Em “Buda e o ofício das trevas”, por sua vez, o leitor se depara com a história de Gabriela Rocha Mendes que, ao ver outros membros de sua família, como sua mãe e seu irmão, tornarem-se cegos após os quarenta anos, decide treinar para quando seus olhos também percam a capacidade de enxergar. Assim, antes mesmo de apresentar qualquer sintoma, ela decide estudar braile e, para o horror de seus familiares, passa a andar com os olhos vendados em casa para guardar “no tato e na audição a localização dos guarda-roupas, penteadeiras, camas e cômodas” (p. 149). A disposição da personagem aterroriza os outros membros de sua família, para quem a simples menção das palavras “cego” e “cegueira” era um tabu. No conto, não faltam referências a Borges e, em uma nota de rodapé, Queiroz mistura fatos e o que ela construiu ficcionalmente:

 

No Natal de 1975, recebi de Joaquim Montezuma de Carvalho, bom amigo, uma belíssima mensagem. Nela se transcrevia a notícia de que, após tratamento com células vivas, Jorge Luis Borges teria recuperado, embora debilmente, a visão.
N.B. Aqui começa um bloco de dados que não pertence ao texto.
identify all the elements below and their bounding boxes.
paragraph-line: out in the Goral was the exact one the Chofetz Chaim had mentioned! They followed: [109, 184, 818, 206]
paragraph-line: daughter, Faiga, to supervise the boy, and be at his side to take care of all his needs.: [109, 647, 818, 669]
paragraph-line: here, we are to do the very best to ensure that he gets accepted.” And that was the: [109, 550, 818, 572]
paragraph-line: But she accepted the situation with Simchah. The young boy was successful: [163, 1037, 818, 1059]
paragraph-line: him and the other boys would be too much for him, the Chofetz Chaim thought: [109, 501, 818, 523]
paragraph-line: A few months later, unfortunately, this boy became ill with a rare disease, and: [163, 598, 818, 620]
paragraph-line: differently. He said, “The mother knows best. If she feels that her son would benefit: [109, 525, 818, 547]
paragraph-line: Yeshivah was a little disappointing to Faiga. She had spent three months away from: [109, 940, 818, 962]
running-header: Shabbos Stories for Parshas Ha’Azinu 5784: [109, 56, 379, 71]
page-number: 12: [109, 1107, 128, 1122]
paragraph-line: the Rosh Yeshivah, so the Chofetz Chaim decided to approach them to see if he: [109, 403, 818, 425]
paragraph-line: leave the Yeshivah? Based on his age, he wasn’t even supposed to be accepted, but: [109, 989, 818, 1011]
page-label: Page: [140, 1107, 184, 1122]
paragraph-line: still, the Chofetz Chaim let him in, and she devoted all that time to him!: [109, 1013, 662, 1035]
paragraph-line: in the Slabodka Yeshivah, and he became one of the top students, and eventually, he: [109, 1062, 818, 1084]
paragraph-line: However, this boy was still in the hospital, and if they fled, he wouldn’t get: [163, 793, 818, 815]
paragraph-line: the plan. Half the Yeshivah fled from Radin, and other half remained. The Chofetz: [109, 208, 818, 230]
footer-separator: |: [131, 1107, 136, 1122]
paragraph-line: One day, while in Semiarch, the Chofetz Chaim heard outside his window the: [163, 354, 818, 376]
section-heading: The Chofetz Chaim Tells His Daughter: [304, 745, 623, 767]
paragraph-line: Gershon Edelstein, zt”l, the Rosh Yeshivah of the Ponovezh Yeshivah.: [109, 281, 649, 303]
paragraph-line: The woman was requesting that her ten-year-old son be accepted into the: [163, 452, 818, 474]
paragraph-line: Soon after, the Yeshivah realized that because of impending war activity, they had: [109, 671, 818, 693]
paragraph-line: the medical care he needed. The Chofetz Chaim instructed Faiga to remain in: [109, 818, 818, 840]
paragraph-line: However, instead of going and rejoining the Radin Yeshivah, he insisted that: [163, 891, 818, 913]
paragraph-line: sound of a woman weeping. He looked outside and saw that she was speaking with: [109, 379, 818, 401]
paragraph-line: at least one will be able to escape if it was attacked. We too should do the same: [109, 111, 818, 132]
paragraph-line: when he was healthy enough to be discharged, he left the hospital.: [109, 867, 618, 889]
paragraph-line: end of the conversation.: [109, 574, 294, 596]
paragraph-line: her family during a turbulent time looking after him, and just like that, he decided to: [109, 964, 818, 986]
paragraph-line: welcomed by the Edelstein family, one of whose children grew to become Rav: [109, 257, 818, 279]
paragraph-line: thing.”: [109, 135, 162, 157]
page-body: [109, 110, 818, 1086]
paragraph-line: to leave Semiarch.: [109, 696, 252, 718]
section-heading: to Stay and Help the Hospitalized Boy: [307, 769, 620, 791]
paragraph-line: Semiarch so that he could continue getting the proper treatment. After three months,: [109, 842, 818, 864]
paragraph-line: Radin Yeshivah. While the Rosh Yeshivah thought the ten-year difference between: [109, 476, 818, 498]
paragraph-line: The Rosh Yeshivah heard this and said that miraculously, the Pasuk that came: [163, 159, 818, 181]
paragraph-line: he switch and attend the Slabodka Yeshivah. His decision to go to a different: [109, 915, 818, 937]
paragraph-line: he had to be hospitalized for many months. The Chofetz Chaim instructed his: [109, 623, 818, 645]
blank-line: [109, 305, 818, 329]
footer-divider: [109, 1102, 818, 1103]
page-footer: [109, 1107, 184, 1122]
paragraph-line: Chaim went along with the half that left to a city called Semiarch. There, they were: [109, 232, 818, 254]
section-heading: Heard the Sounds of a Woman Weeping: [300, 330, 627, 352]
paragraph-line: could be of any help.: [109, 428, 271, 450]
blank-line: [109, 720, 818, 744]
Eis o trecho que nos interessa: “Um médico amigo, parente de sua mãe, está fazendo investigações com células vivas e propôs que se lhe fizesse uma injeção. A primeira não deu resultado. A segunda, poucos dias depois, surtiu efeito. De manhã, desperto por um sonho desagradável, Borges passou a mão na testa e nos olhos. Nisso, viu a mão que, acreditou, fosse parte do sonho de que saía (p. 150).

 

Como se vê, Queiroz justapõe referências a Borges em sua ficção, valendo-se de sua erudição e de sua capacidade ímpar de entremear histórias e fábulas, prosa e poesia, arte e registro histórico. Em ambos os volumes da coletânea, o pano de fundo é a terra mineira, com seus vãos e desvãos, sua história miúda, vista de baixo. Maria José de Queiroz é uma escritora solar. Minas Gerais é iluminada por sua obra ímpar e memorável. Ler os seus textos ilumina a cultura e as tradições mineiras que atravessam o Brasil e a sua literatura.

 

 

Serviço

BRASIL

Livro: Como me contaram: fábulas historiais (volume 1 e 2).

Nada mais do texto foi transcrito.